Geological Methods in Mineral Exploration and Mining ebook is available to be downloaded here now.
- Title: Geological Methods in Mineral Exploration and Mining
- Author: Roger Marjoribanks
- Publisher: Springer
- Pages: 248
This book is written as a practical field manual to be used by geologists engaged in mineral exploration. It is also hoped that it will serve as a text and reference for students in Applied Geology courses of universities and colleges. The book aims to outline some of the practical skills that turn the graduate geologist into an explorationist. It is intended as a practical “how to” book, rather than as a text on geological or ore deposit theory.
An explorationist1 is a professional, usually a geologist, who searches for ore bodies in a scientific and structured way. Mineral exploration professionals include a range of people: business people involved in financial and entrepreneurial activities in the mining industry, board members and company management no longer involved in day to day exploration but often with past hands-on experience, technical assistants, tenement managers, environmental and safety personnel, drillers, surveyors, IT specialists, geophysicists and geochemists, ore reserve specialists, various types of consultants, and the exploration geologists.

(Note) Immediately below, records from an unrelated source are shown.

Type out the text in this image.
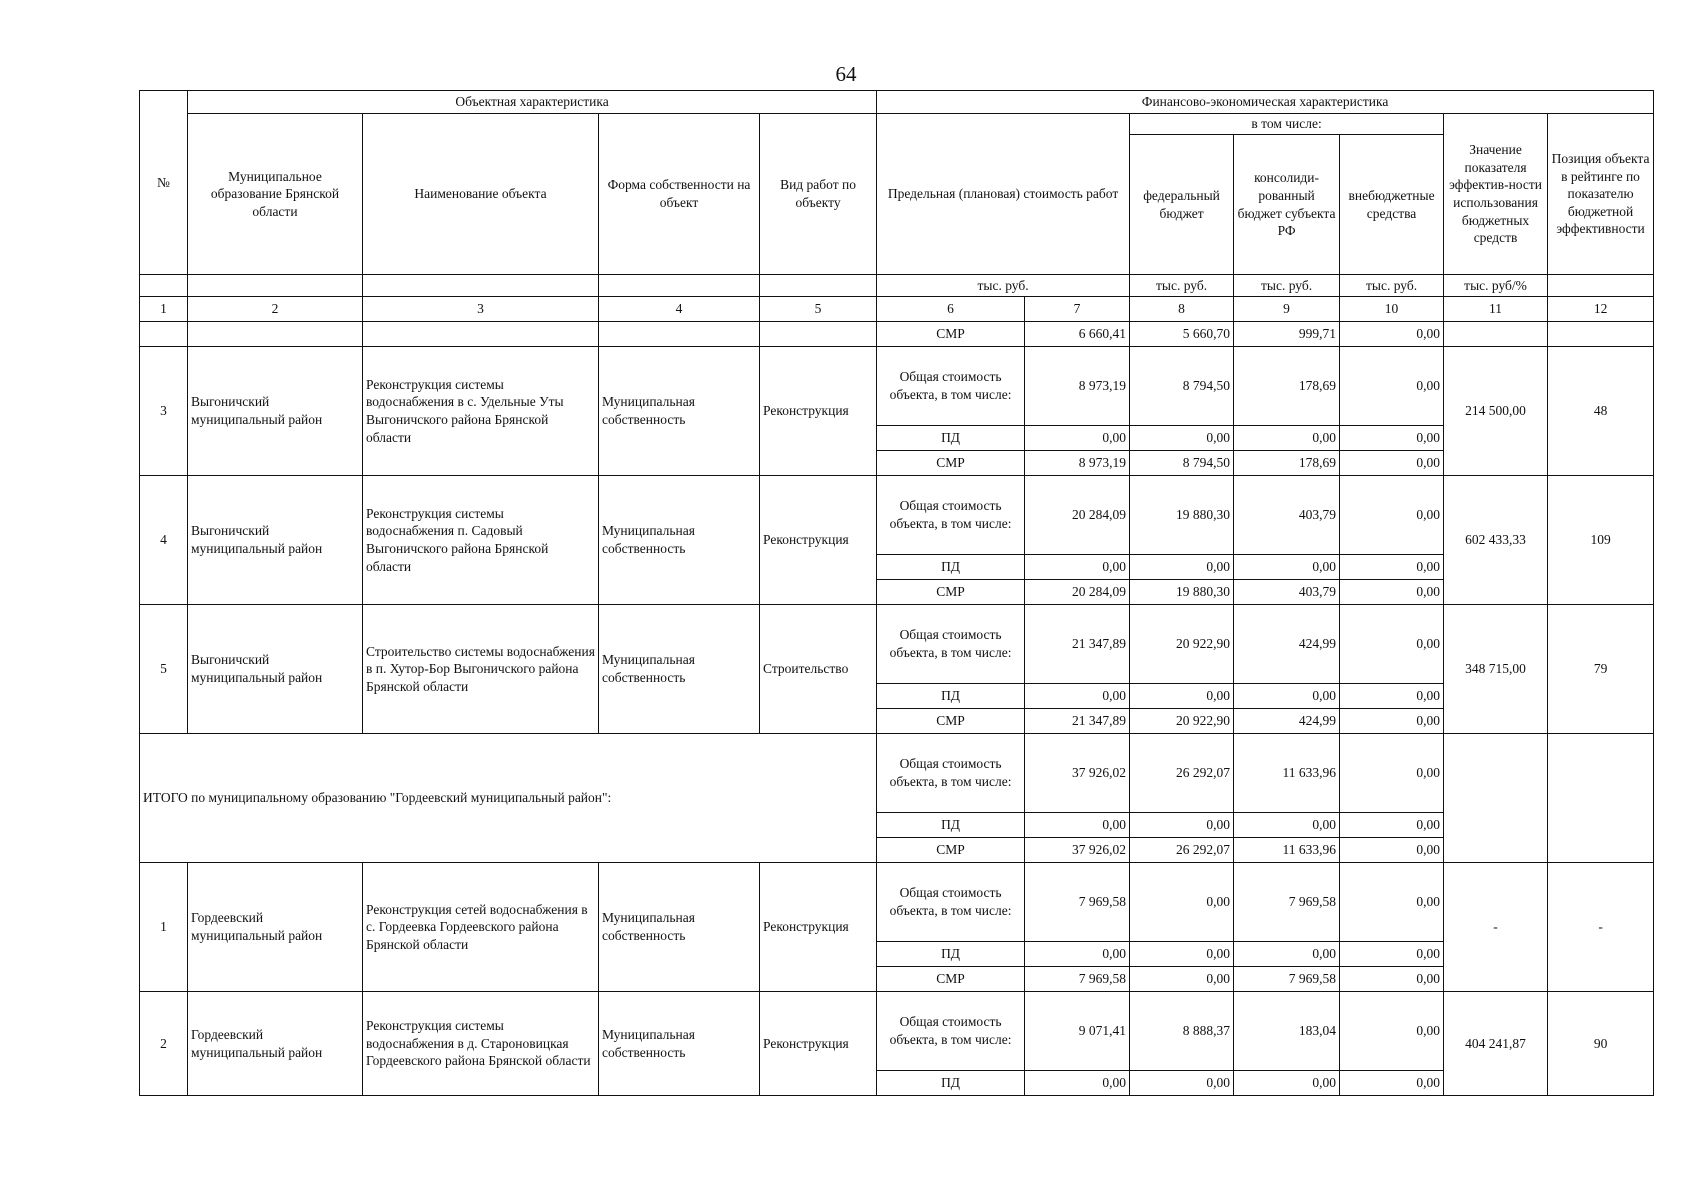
64
№	Объектная характеристика				Финансово-экономическая характеристика						
	Муниципальное образование Брянской области	Наименование объекта	Форма собственности на объект	Вид работ по объекту	Предельная (плановая) стоимость работ		в том числе:			Значение показателя эффектив-ности использования бюджетных средств	Позиция объекта в рейтинге по показателю бюджетной эффективности
							федеральный бюджет	консолиди-рованный бюджет субъекта РФ	внебюджетные средства		
					тыс. руб.		тыс. руб.	тыс. руб.	тыс. руб.	тыс. руб/%	
1	2	3	4	5	6	7	8	9	10	11	12
					СМР	6 660,41	5 660,70	999,71	0,00		
3	Выгоничский муниципальный район	Реконструкция системы водоснабжения в с. Удельные Уты Выгоничского района Брянской области	Муниципальная собственность	Реконструкция	Общая стоимость объекта, в том числе:	8 973,19	8 794,50	178,69	0,00	214 500,00	48
					ПД	0,00	0,00	0,00	0,00		
					СМР	8 973,19	8 794,50	178,69	0,00		
4	Выгоничский муниципальный район	Реконструкция системы водоснабжения п. Садовый Выгоничского района Брянской области	Муниципальная собственность	Реконструкция	Общая стоимость объекта, в том числе:	20 284,09	19 880,30	403,79	0,00	602 433,33	109
					ПД	0,00	0,00	0,00	0,00		
					СМР	20 284,09	19 880,30	403,79	0,00		
5	Выгоничский муниципальный район	Строительство системы водоснабжения в п. Хутор-Бор Выгоничского района Брянской области	Муниципальная собственность	Строительство	Общая стоимость объекта, в том числе:	21 347,89	20 922,90	424,99	0,00	348 715,00	79
					ПД	0,00	0,00	0,00	0,00		
					СМР	21 347,89	20 922,90	424,99	0,00		
ИТОГО по муниципальному образованию "Гордеевский муниципальный район":					Общая стоимость объекта, в том числе:	37 926,02	26 292,07	11 633,96	0,00		
					ПД	0,00	0,00	0,00	0,00		
					СМР	37 926,02	26 292,07	11 633,96	0,00		
1	Гордеевский муниципальный район	Реконструкция сетей водоснабжения в с. Гордеевка Гордеевского района Брянской области	Муниципальная собственность	Реконструкция	Общая стоимость объекта, в том числе:	7 969,58	0,00	7 969,58	0,00	-	-
					ПД	0,00	0,00	0,00	0,00		
					СМР	7 969,58	0,00	7 969,58	0,00		
2	Гордеевский муниципальный район	Реконструкция системы водоснабжения в д. Староновицкая Гордеевского района Брянской области	Муниципальная собственность	Реконструкция	Общая стоимость объекта, в том числе:	9 071,41	8 888,37	183,04	0,00	404 241,87	90
					ПД	0,00	0,00	0,00	0,00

Typically the exploration geologists are the jacks-of-all-trades with an overview of the team and the project. Although explorationist is a somewhat awkward and artificial term, this is the only available word to describe the totality of the skills that are needed to locate and define economic mineralization. Even the mine geologist, attempting to define ore blocks ahead of the mining crews, is an explorationist. The most fundamental and cost-effective skills of the explorationist relate to the acquisition, recording and presentation of geological knowledge so that it can be used to predict the presence of ore– these are the skills that are the subject of this book. Practical field techniques taught at undergraduate level are often forgotten and sometimes, although taught, are not reinforced by subsequent practice; some skills that the explorationist needs may never be adequately taught in the academic environment of universities.